Oporto y el norte son ideales para quienes buscan un ambiente más auténtico, con temperaturas algo más frescas. Oporto ofrece patrimonio histórico, la cultura del vino de Oporto, paseos a orillas del Duero y una escena gastronómica vibrante. Las ciudades del Minho, como Braga o Viana do Castelo, son opciones tranquilas y muy asequibles.
El Alentejo es la joya oculta: vastas llanuras, pueblos blancos con encanto, una cocina rural extraordinaria y precios de alquiler muy bajos. Es perfecto para quienes buscan paz absoluta y contacto con la naturaleza.
Aspectos prácticos: sanidad, fiscalidad y vida diaria
Como ciudadano de la Unión Europea, tienes derecho a residir en Portugal sin visado. Si planeas quedarte más de tres meses, necesitas registrarte en la Cámara Municipal y obtener un Número de Identificação Fiscal (NIF), un trámite sencillo.
La sanidad pública portuguesa (SNS) es accesible para residentes registrados y cubre la atención básica y hospitalaria. Sin embargo, muchos jubilados optan también por un seguro de salud privado, con primas desde 80 euros mensuales para mayores de 65 años, que ofrece acceso más rápido a especialistas y hospitales privados de alta calidad.

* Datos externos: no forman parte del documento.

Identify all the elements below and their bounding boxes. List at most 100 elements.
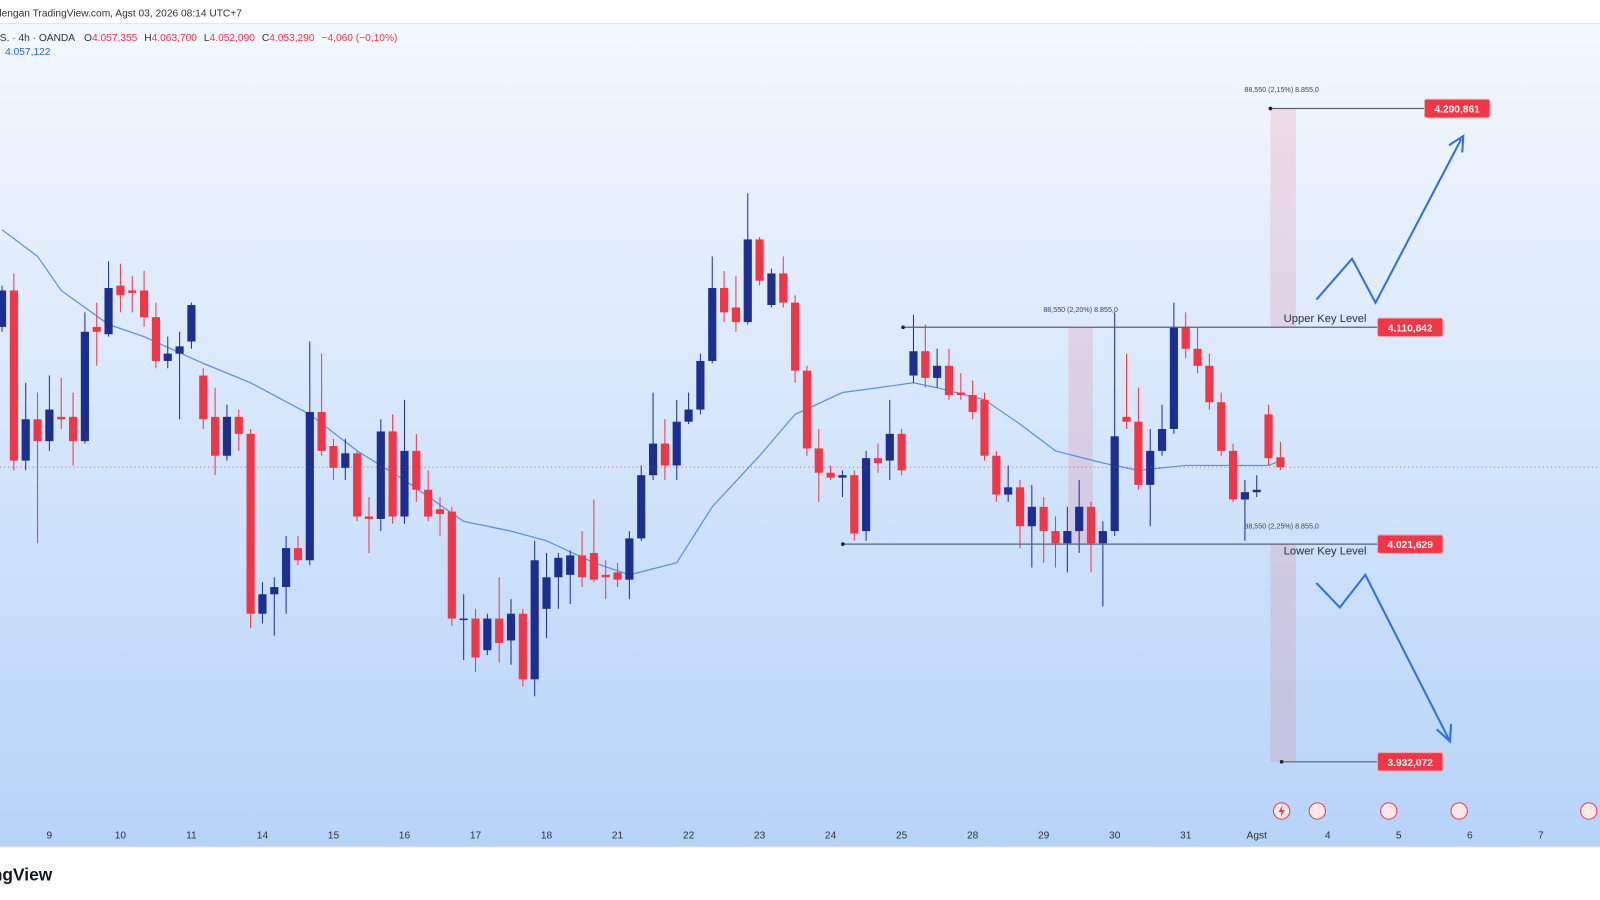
price-box <box>1377 752 1444 772</box>
candle <box>293 535 303 566</box>
candle <box>1110 312 1119 536</box>
candle <box>57 377 66 429</box>
candle-body <box>1122 416 1131 422</box>
level-anchor <box>841 542 845 546</box>
candle <box>116 263 125 313</box>
candle-body <box>1217 402 1226 451</box>
x-tick-label: Agst <box>1247 831 1268 842</box>
candle <box>1075 480 1084 553</box>
event-icon[interactable] <box>1580 802 1598 820</box>
x-tick-label: 28 <box>967 831 979 842</box>
ohlc-value: 4.057,355 <box>92 33 138 44</box>
range-zone <box>1270 544 1296 762</box>
candle-body <box>1098 531 1107 544</box>
event-icon[interactable] <box>1308 802 1327 820</box>
ohlc-value: 4.063,700 <box>152 33 198 44</box>
candle-body <box>400 450 409 517</box>
candle <box>1157 404 1167 456</box>
candle-body <box>1063 531 1072 544</box>
candle <box>660 419 669 481</box>
candle-body <box>1015 487 1025 527</box>
candle <box>376 419 385 532</box>
candle <box>637 465 646 541</box>
candle <box>613 562 622 587</box>
candle <box>1264 404 1273 466</box>
candle-body <box>258 594 267 614</box>
candle <box>33 392 42 544</box>
candle <box>151 302 160 369</box>
candle <box>222 404 232 461</box>
candle-body <box>530 560 539 680</box>
candle-body <box>471 618 480 658</box>
candle-body <box>45 409 54 442</box>
candle-body <box>1110 436 1119 532</box>
candle <box>388 414 397 524</box>
candle <box>9 273 18 471</box>
candle-body <box>944 365 954 395</box>
candle-body <box>353 453 362 517</box>
candle-body <box>187 305 196 342</box>
candle <box>364 497 374 553</box>
candle <box>1027 484 1036 568</box>
candle <box>708 256 717 364</box>
candle <box>92 302 101 366</box>
x-tick-label: 11 <box>186 831 197 842</box>
candle-body <box>92 326 101 332</box>
levels: Upper Key Level 4.110,842 Lower Key Level 4… <box>0 86 1600 772</box>
candle-body <box>838 475 847 478</box>
candle <box>21 382 30 471</box>
source-line: dengan TradingView.com, Agst 03, 2026 08… <box>0 8 242 19</box>
event-icon[interactable] <box>1380 802 1398 820</box>
x-tick-label: 7 <box>1538 831 1544 842</box>
candle-body <box>1039 506 1048 532</box>
candle-body <box>1169 326 1178 429</box>
x-tick-label: 16 <box>399 831 411 842</box>
candle-body <box>341 453 350 468</box>
candle-body <box>128 290 137 293</box>
candle-body <box>9 290 18 461</box>
candle <box>589 499 598 583</box>
candle-body <box>1193 348 1202 366</box>
candle <box>1181 312 1190 359</box>
candle <box>1086 501 1096 573</box>
x-tick-label: 17 <box>470 831 482 842</box>
x-tick-label: 9 <box>47 831 53 842</box>
candle-body <box>956 392 965 395</box>
candle-body <box>755 239 764 281</box>
candle-body <box>577 555 587 578</box>
x-tick-label: 25 <box>896 831 908 842</box>
change: −4,060 (−0,10%) <box>322 33 398 44</box>
candle <box>802 365 812 456</box>
ohlc-key: C <box>262 33 269 44</box>
moving-average <box>1 229 1281 576</box>
candle <box>684 392 693 425</box>
candle <box>1063 506 1072 573</box>
candle <box>1217 392 1226 456</box>
candle <box>317 353 326 456</box>
candle <box>1039 497 1048 563</box>
candle-body <box>211 416 220 456</box>
candle <box>140 271 149 327</box>
candle-body <box>909 351 918 376</box>
candle-body <box>1228 450 1238 500</box>
candle <box>1193 326 1202 374</box>
candle <box>1169 302 1178 434</box>
candle-body <box>566 555 575 575</box>
ohlc-key: H <box>144 33 151 44</box>
candle <box>1276 441 1285 471</box>
candle-body <box>850 475 859 534</box>
candle-body <box>1157 428 1167 451</box>
x-tick-label: 5 <box>1396 831 1402 842</box>
candle-body <box>21 419 30 461</box>
x-tick-label: 31 <box>1180 831 1192 842</box>
event-icon[interactable] <box>1450 802 1468 820</box>
candle <box>850 470 859 541</box>
candle-body <box>980 399 989 456</box>
candle <box>0 285 7 332</box>
candle-body <box>518 613 527 680</box>
candle-body <box>862 458 871 532</box>
plot-area <box>0 23 1600 847</box>
candle <box>518 608 527 687</box>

En cuanto a fiscalidad, el régimen de Residente No Habitual (RNH) ha sido modificado en 2024, pero las pensiones de jubilación procedentes de España tributan en España según el convenio de doble imposición hispano-portugués. Es fundamental consultar con un asesor fiscal antes de tomar decisiones sobre tu residencia fiscal.
La vida diaria en Portugal es cómoda para un español. El coste medio de una comida en un restaurante local es de 8-12 euros, el café cuesta entre 0,70 y 1,20 euros y la compra semanal es entre un 10 % y un 15 % más barata que en España.
Consejos para tu primera estancia
Si estás pensando en Portugal, empieza con una estancia de un mes en la zona que te interese antes de tomar decisiones importantes. Alquila un apartamento amueblado a través de plataformas como Idealista Portugal o OLX y vive como un local.
Aprende algo de portugués. Aunque muchos portugueses hablan español o inglés, hacer el esfuerzo de comunicarte en su idioma abre puertas y genera simpatía. Apps como Duolingo o Babbel tienen cursos de portugués europeo que puedes empezar antes de tu viaje.
Conecta con la comunidad española en Portugal a través de grupos de Facebook o asociaciones locales. Hay una red activa de jubilados españoles en el Algarve y Lisboa que organiza actividades sociales, excursiones y quedadas regulares.
Conclusión
Portugal ofrece una combinación difícil de superar para los jubilados españoles: cercanía, clima, seguridad, cultura y un coste de vida accesible. Ya sea para pasar temporadas o para una mudanza definitiva, merece la pena explorar las opciones que este país vecino pone a tu alcance. En Plan Silver seguimos publicando guías de viaje y destinos pensados para disfrutar de la jubilación al máximo.